Crazy whip! That guy has some serious style!


----------



## atpjunkie (Mar 23, 2002)

crushes the competition and does it with flair
the whip actually seemed to set him up for the corner


----------



## pretender (Sep 18, 2007)

kbiker3111 said:


> such an annoying commentating duo...


Such a prig you are.


----------



## lwrncc (Oct 7, 2010)

Thanks for posting! That was RIDICULOUS!


----------



## RUFUSPHOTO (Oct 14, 2010)

Freecaster just released the HD version for free on their site. ENJOY!

UCI MTB DHI World Championships 2011 Danny Hart's Run - Mountain Bike Videos - Extreme.com by Freecaster.tv - Where the world is watching action sports LIVE


----------



## CleavesF (Dec 31, 2007)

DH is insane. I would never be able to even try it dry.XC is good enough for me in the MTB world. 

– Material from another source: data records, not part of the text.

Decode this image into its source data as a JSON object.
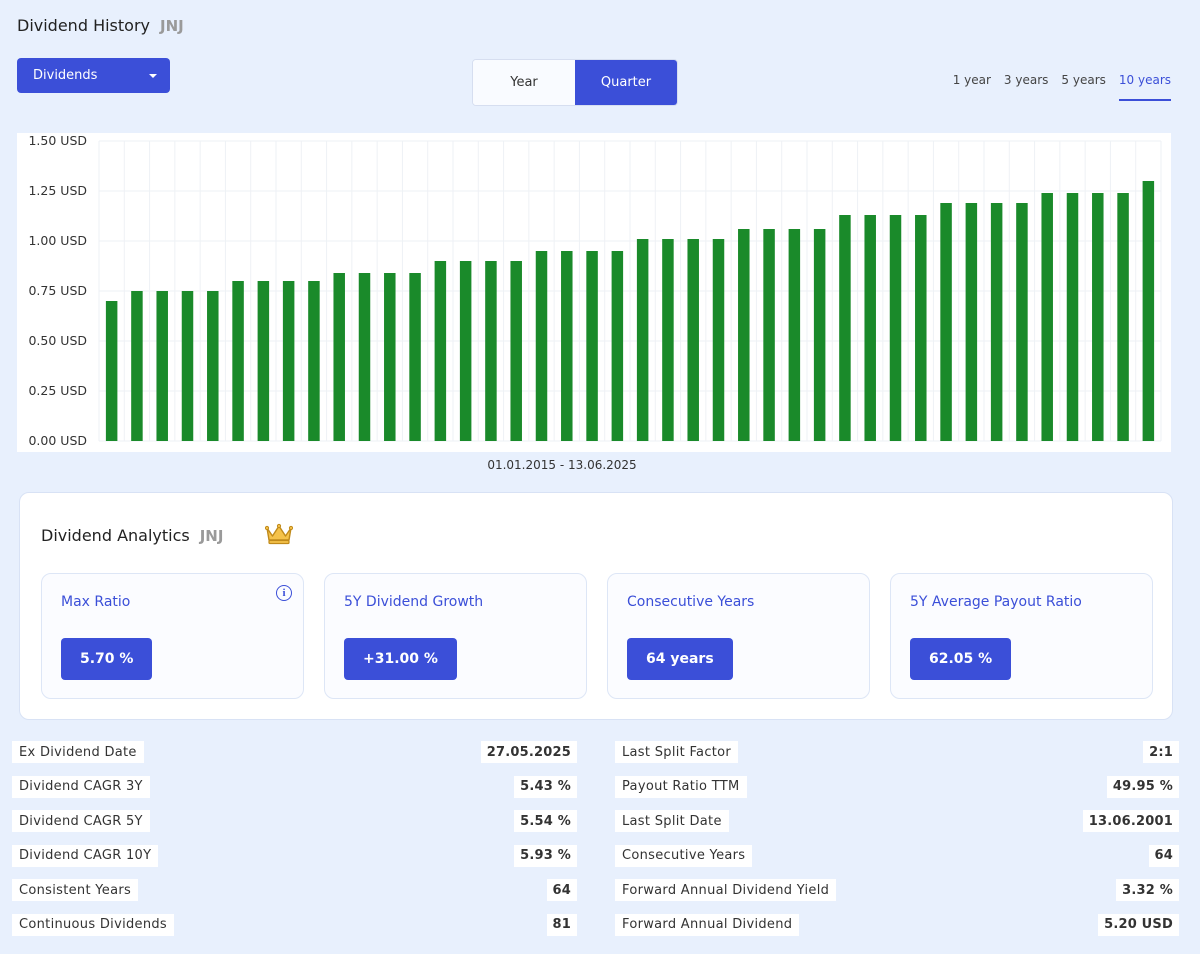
{
  "header": {
    "title": "Dividend History",
    "ticker": "JNJ"
  },
  "dropdown": {
    "selected": "Dividends"
  },
  "toggle": {
    "year_label": "Year",
    "quarter_label": "Quarter",
    "active": "Quarter"
  },
  "range_tabs": [
    "1 year",
    "3 years",
    "5 years",
    "10 years"
  ],
  "range_active": "10 years",
  "colors": {
    "accent": "#3b4fd8",
    "bar": "#1a8a2a",
    "background": "#e8f0fd"
  },
  "chart_data": {
    "type": "bar",
    "y_unit": "USD",
    "ylim": [
      0,
      1.5
    ],
    "y_ticks": [
      "0.00 USD",
      "0.25 USD",
      "0.50 USD",
      "0.75 USD",
      "1.00 USD",
      "1.25 USD",
      "1.50 USD"
    ],
    "grid": true,
    "values": [
      0.7,
      0.75,
      0.75,
      0.75,
      0.75,
      0.8,
      0.8,
      0.8,
      0.8,
      0.84,
      0.84,
      0.84,
      0.84,
      0.9,
      0.9,
      0.9,
      0.9,
      0.95,
      0.95,
      0.95,
      0.95,
      1.01,
      1.01,
      1.01,
      1.01,
      1.06,
      1.06,
      1.06,
      1.06,
      1.13,
      1.13,
      1.13,
      1.13,
      1.19,
      1.19,
      1.19,
      1.19,
      1.24,
      1.24,
      1.24,
      1.24,
      1.3
    ],
    "x_range_label": "01.01.2015 - 13.06.2025"
  },
  "analytics": {
    "title": "Dividend Analytics",
    "ticker": "JNJ",
    "crown_icon": "crown-icon",
    "cards": [
      {
        "label": "Max Ratio",
        "value": "5.70 %",
        "has_info": true
      },
      {
        "label": "5Y Dividend Growth",
        "value": "+31.00 %"
      },
      {
        "label": "Consecutive Years",
        "value": "64 years"
      },
      {
        "label": "5Y Average Payout Ratio",
        "value": "62.05 %"
      }
    ]
  },
  "stats_left": [
    {
      "label": "Ex Dividend Date",
      "value": "27.05.2025"
    },
    {
      "label": "Dividend CAGR 3Y",
      "value": "5.43 %"
    },
    {
      "label": "Dividend CAGR 5Y",
      "value": "5.54 %"
    },
    {
      "label": "Dividend CAGR 10Y",
      "value": "5.93 %"
    },
    {
      "label": "Consistent Years",
      "value": "64"
    },
    {
      "label": "Continuous Dividends",
      "value": "81"
    }
  ],
  "stats_right": [
    {
      "label": "Last Split Factor",
      "value": "2:1"
    },
    {
      "label": "Payout Ratio TTM",
      "value": "49.95 %"
    },
    {
      "label": "Last Split Date",
      "value": "13.06.2001"
    },
    {
      "label": "Consecutive Years",
      "value": "64"
    },
    {
      "label": "Forward Annual Dividend Yield",
      "value": "3.32 %"
    },
    {
      "label": "Forward Annual Dividend",
      "value": "5.20 USD"
    }
  ]
}
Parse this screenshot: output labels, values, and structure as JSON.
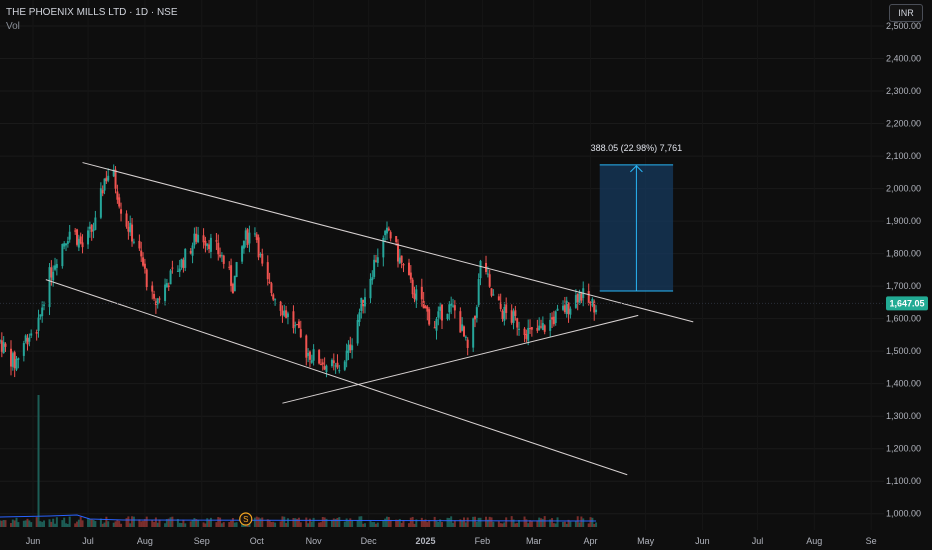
{
  "header": {
    "title": "THE PHOENIX MILLS LTD · 1D · NSE",
    "volume_label": "Vol"
  },
  "currency_button": "INR",
  "colors": {
    "background": "#0e0e0e",
    "up": "#26a69a",
    "down": "#ef5350",
    "line": "#d8d2d2",
    "measure": "#29b6f6",
    "price_badge": "#22ab94"
  },
  "chart_data": {
    "type": "candlestick",
    "title": "THE PHOENIX MILLS LTD · 1D · NSE",
    "ylim": [
      950,
      2580
    ],
    "y_ticks": [
      "1,000.00",
      "1,100.00",
      "1,200.00",
      "1,300.00",
      "1,400.00",
      "1,500.00",
      "1,600.00",
      "1,700.00",
      "1,800.00",
      "1,900.00",
      "2,000.00",
      "2,100.00",
      "2,200.00",
      "2,300.00",
      "2,400.00",
      "2,500.00"
    ],
    "y_tick_values": [
      1000,
      1100,
      1200,
      1300,
      1400,
      1500,
      1600,
      1700,
      1800,
      1900,
      2000,
      2100,
      2200,
      2300,
      2400,
      2500
    ],
    "x_ticks": [
      "Jun",
      "Jul",
      "Aug",
      "Sep",
      "Oct",
      "Nov",
      "Dec",
      "2025",
      "Feb",
      "Mar",
      "Apr",
      "May",
      "Jun",
      "Jul",
      "Aug",
      "Se"
    ],
    "x_tick_dates": [
      "2024-06-01",
      "2024-07-01",
      "2024-08-01",
      "2024-09-01",
      "2024-10-01",
      "2024-11-01",
      "2024-12-01",
      "2025-01-01",
      "2025-02-01",
      "2025-03-01",
      "2025-04-01",
      "2025-05-01",
      "2025-06-01",
      "2025-07-01",
      "2025-08-01",
      "2025-09-01"
    ],
    "x_range": [
      "2024-05-14",
      "2025-09-08"
    ],
    "last_price": "1,647.05",
    "last_price_value": 1647.05,
    "price_path": [
      [
        "2024-05-14",
        1530
      ],
      [
        "2024-05-22",
        1460
      ],
      [
        "2024-05-28",
        1540
      ],
      [
        "2024-06-04",
        1580
      ],
      [
        "2024-06-08",
        1700
      ],
      [
        "2024-06-15",
        1810
      ],
      [
        "2024-06-22",
        1880
      ],
      [
        "2024-06-28",
        1820
      ],
      [
        "2024-07-05",
        1890
      ],
      [
        "2024-07-10",
        2030
      ],
      [
        "2024-07-14",
        2060
      ],
      [
        "2024-07-20",
        1920
      ],
      [
        "2024-07-28",
        1820
      ],
      [
        "2024-08-06",
        1640
      ],
      [
        "2024-08-14",
        1720
      ],
      [
        "2024-08-22",
        1780
      ],
      [
        "2024-08-30",
        1860
      ],
      [
        "2024-09-05",
        1840
      ],
      [
        "2024-09-12",
        1790
      ],
      [
        "2024-09-18",
        1700
      ],
      [
        "2024-09-24",
        1840
      ],
      [
        "2024-09-30",
        1880
      ],
      [
        "2024-10-05",
        1720
      ],
      [
        "2024-10-12",
        1660
      ],
      [
        "2024-10-20",
        1590
      ],
      [
        "2024-10-28",
        1500
      ],
      [
        "2024-11-02",
        1480
      ],
      [
        "2024-11-08",
        1460
      ],
      [
        "2024-11-14",
        1440
      ],
      [
        "2024-11-20",
        1500
      ],
      [
        "2024-11-27",
        1640
      ],
      [
        "2024-12-05",
        1790
      ],
      [
        "2024-12-12",
        1870
      ],
      [
        "2024-12-18",
        1780
      ],
      [
        "2024-12-24",
        1700
      ],
      [
        "2024-12-30",
        1640
      ],
      [
        "2025-01-06",
        1580
      ],
      [
        "2025-01-12",
        1640
      ],
      [
        "2025-01-18",
        1620
      ],
      [
        "2025-01-24",
        1500
      ],
      [
        "2025-01-28",
        1600
      ],
      [
        "2025-02-01",
        1820
      ],
      [
        "2025-02-05",
        1680
      ],
      [
        "2025-02-12",
        1620
      ],
      [
        "2025-02-20",
        1590
      ],
      [
        "2025-02-28",
        1550
      ],
      [
        "2025-03-06",
        1570
      ],
      [
        "2025-03-12",
        1600
      ],
      [
        "2025-03-20",
        1640
      ],
      [
        "2025-03-26",
        1680
      ],
      [
        "2025-04-01",
        1640
      ],
      [
        "2025-04-04",
        1647
      ]
    ],
    "volume_spike": {
      "date": "2024-06-04"
    },
    "trendlines": [
      {
        "from": [
          "2024-06-28",
          2080
        ],
        "to": [
          "2025-05-27",
          1590
        ]
      },
      {
        "from": [
          "2024-06-08",
          1720
        ],
        "to": [
          "2025-04-21",
          1120
        ]
      },
      {
        "from": [
          "2024-10-15",
          1340
        ],
        "to": [
          "2025-04-27",
          1610
        ]
      }
    ],
    "measure": {
      "label": "388.05 (22.98%) 7,761",
      "from_date": "2025-04-06",
      "to_date": "2025-05-16",
      "low": 1685,
      "high": 2073
    },
    "dividend_marker": {
      "label": "S",
      "date": "2024-09-25"
    }
  }
}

Danny Hart's balls yeah... all 6 billion of them. I mean 10 seconds. That's ridiculous. I looked up the 2nd place guy he beat, Damien and he only beat 3rd by less than half a second! 

Amazing. Balls of Steel.


----------



## CleavesF (Dec 31, 2007)

Champéry 2011 World Championships track.mp4 - YouTube

First person view of the track they raced. This guy is going slow... and it's scary. And it's DRY.


----------



## qatarbhoy (Aug 17, 2009)

I like the whimpering noises you can hear on the video linked above: and that's from someone brave enough to risk his neck riding that chute. DHers are nuts!


----------



## Oasisbill (Jan 15, 2011)

kbiker3111 said:


> Such a great ride, such an annoying commentating duo...


Annoying?? That was the best part


----------



## smoothie7 (Apr 11, 2011)

that was insane!! The commentary got me into the race and yelling for him to get it!! I love it


----------